These Eco-Toilets Could Help South Africa Eradicate Pit Latrines
They’re eco-friendly, affordable, and don’t require much water.
Schools across South Africa’s Eastern Cape province are testing new eco-friendly toilets that are safer alternatives to pit latrines.
Since February, 76 Eaziflush toilets have been installed at nine schools in the town of Lady Frere as part of a privately funded project, according to News24. The toilets only use 1 to 2 liters of water per flush, last seven to 12 years, can be installed in homes or nearby buildings, and are easier and more affordable to maintain than pit latrines.
There are 620 million school children worldwide who do not have access to a toilet at school. At the schools in South Africa where the new toilets were installed, students relied on inadequate handwashing facilities and run-down pit latrines in crumbling structures. Open-pit latrines are toilets with platforms that sit above holes in the ground collecting human waste.
"An education can transform the life of a child and lift them and their family out of poverty, but without the basics of water, soap, and toilets, students drop out or are frequently sick," Sarina Prabasi, US CEO of WaterAid, said in a statement released to Global Citizen.
Eaziflush toilets are ideal for rural communities in South Africa that don’t have water access. The toilets use water that’s stored in large plastic water tanks, retrieved from boreholes, or delivered by trucks.

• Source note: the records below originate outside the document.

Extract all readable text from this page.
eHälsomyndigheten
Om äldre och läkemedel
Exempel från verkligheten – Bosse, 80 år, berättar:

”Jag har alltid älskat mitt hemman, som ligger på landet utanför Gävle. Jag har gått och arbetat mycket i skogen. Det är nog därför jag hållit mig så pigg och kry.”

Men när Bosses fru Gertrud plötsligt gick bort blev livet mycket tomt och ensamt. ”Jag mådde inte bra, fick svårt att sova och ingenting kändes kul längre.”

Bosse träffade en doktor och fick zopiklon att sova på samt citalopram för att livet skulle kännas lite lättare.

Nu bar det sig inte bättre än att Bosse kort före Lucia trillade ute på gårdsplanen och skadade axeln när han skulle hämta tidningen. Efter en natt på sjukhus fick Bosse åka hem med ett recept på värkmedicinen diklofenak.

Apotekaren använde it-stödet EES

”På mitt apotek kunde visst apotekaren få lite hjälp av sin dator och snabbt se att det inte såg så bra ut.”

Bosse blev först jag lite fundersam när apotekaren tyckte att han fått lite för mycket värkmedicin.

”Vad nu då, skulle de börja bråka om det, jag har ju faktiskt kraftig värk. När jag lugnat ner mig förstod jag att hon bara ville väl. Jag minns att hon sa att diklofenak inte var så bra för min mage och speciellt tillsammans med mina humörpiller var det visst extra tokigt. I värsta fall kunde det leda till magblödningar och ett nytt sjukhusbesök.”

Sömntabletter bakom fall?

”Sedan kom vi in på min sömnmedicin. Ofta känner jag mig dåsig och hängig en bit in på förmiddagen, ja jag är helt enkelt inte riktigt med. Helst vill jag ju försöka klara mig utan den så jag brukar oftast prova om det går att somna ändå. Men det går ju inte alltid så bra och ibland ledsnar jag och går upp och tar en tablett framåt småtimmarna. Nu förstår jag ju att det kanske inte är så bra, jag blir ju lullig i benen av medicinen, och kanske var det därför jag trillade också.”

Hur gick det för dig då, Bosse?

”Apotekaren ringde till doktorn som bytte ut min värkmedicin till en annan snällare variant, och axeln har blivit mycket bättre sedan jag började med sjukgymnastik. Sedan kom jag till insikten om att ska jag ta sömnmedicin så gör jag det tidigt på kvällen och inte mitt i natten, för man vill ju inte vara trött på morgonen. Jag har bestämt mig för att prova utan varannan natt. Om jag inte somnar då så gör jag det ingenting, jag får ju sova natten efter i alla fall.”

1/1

With Eaziflush toilets, you “get the benefit of a flushing unit by using recycled water, or what we call grey water,” Billy Qiqimana who is managing the project in Lady Frere, told News24. “This is water that people use to wash, or that you harvest from rain.”
"They [South Africans] call it [Eaziflush] 'the safe toilet' because they don't have to accompany children who want to use it,” Qiqimana said.
Pit latrines cannot be installed near people’s homes because they are unsafe, especially to children, and challenging to clean, Qiqimana explained. They are often poorly insulated and leak harmful substances into groundwater supplies that can infect people with water-borne illnesses and diseases. It is also difficult to remove toilet paper or sanitary products from pit latrines.
Women and girls tend to avoid pit latrines –– because they put them at risk of of sexual assault and harassment –– and resort to defecating in the open, which still increases their chances of rape and violence.
After several children fell into pit latrines and died in the country, sparking national outrage, the South African government has moved to eradicate pit latrines in all schools. More than 4,500 schools in South Africa had pit latrines in 2018, but education departments have inconsistently reported the lack of proper and safe toilets, and in some cases downplayed the severity of the issue.
The Eaziflush toilets adapted for South Africa’s needs have been researched and tested since 2010. The toilets have gone through several rounds of approval by the Water Research Council of South Africa, and the Department of Water Affairs in 2015, and the Department of Science and Technology has since cleared the products as well.
Qiqimana hopes to get the government more involved in installing Eaziflush toilets in schools across the Eastern Cape, and the Department of Water and Sanitation said it will look into the project.
"The schools are over the moon about these toilets," Qiqimana said.